Other hon. Members have pointed out the awful contradiction between local terms and conditions of employment, which I strongly welcome and recommend in my local area, and the idea that there must not be any poaching or movement of staff around the former NHS system. Again the Government are demonstrating muddle, and they must make up their mind. I strongly recommend that they go for more choice and diversity and more local determination.

That means foundation hospitals based on a full democratic electorate, with full power to borrow and to pledge their assets. It means allowing foundation hospitals to sell and buy assets as they see fit, in pursuance of their duty to provide health care for their areas. It means allowing them to choose not only the staff they wish to employ but the way in which they remunerate them. Yes, that does mean allowing them the right to attract staff from other health institutions. Where else are health staff likely to come from?
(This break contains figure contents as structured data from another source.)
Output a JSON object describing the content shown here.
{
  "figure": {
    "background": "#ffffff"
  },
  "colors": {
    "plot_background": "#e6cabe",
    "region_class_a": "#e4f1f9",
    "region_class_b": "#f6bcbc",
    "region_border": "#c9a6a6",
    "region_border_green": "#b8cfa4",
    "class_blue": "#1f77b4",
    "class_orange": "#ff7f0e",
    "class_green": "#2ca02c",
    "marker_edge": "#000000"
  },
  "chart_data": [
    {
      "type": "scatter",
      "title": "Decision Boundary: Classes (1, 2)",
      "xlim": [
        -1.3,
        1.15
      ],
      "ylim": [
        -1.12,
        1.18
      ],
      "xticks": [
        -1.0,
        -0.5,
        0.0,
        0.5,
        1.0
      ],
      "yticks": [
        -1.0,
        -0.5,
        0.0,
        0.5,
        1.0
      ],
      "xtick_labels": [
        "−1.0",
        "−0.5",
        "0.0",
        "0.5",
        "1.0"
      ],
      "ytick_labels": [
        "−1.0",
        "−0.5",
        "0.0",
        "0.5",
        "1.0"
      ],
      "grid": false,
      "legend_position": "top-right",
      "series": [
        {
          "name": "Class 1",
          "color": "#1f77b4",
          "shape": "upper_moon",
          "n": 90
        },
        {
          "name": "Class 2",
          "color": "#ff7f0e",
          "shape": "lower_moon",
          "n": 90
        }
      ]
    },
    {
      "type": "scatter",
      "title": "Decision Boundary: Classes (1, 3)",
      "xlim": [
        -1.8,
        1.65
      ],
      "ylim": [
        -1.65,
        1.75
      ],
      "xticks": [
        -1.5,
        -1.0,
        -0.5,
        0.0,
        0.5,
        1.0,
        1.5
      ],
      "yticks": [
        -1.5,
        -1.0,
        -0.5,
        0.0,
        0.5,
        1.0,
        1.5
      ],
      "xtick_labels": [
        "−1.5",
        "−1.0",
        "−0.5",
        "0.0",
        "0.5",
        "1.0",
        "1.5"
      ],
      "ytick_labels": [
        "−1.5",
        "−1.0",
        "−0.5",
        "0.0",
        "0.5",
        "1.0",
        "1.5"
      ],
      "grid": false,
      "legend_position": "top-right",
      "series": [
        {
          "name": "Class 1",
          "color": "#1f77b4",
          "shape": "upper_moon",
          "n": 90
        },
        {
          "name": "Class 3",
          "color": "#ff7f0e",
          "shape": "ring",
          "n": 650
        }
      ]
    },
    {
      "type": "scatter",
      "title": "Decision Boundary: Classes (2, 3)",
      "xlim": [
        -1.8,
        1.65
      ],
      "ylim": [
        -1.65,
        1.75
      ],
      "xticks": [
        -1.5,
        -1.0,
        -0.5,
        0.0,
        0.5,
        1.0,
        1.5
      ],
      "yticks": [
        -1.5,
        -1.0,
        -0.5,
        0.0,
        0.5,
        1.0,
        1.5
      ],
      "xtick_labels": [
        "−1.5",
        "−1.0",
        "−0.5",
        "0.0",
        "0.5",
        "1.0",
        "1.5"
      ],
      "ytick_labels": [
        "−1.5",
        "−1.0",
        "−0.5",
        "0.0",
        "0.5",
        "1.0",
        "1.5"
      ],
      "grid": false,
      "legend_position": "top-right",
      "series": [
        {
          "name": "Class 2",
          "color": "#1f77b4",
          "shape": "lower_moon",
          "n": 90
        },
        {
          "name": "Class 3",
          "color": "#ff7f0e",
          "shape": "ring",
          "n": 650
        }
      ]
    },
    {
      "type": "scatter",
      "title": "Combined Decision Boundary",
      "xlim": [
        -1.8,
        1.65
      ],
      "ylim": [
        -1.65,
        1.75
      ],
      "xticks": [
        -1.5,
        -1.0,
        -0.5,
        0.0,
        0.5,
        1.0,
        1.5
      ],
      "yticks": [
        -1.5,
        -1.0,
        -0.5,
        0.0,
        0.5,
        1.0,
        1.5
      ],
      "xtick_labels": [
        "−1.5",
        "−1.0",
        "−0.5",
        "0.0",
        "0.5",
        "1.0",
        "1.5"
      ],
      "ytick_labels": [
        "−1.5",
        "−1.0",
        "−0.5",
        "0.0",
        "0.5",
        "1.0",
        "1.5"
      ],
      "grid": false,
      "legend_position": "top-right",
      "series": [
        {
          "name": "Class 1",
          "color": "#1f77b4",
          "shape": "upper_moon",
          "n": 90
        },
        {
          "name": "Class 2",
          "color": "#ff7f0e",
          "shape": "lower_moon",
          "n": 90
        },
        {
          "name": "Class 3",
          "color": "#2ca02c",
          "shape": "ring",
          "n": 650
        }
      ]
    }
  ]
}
That will be good for the staff because it means new ideas and new people spread around—and of course, the better staff will be paid more under that system, which I also happen to think is a rather good idea, which will help innovation and drive higher quality.

My fear is that the Government will do few of those things, and we will end up with another expensive bureaucracy and there will be a multi-tier health service. Foundation hospitals will be given not only greater freedoms but more money to try to make them work, to create a favourable impression. That will leave other hospitals, such as my local hospital, struggling. I would like to see a system open for all and free for all the patients, with many more freedoms for the managers, based on proper local democratic mandates.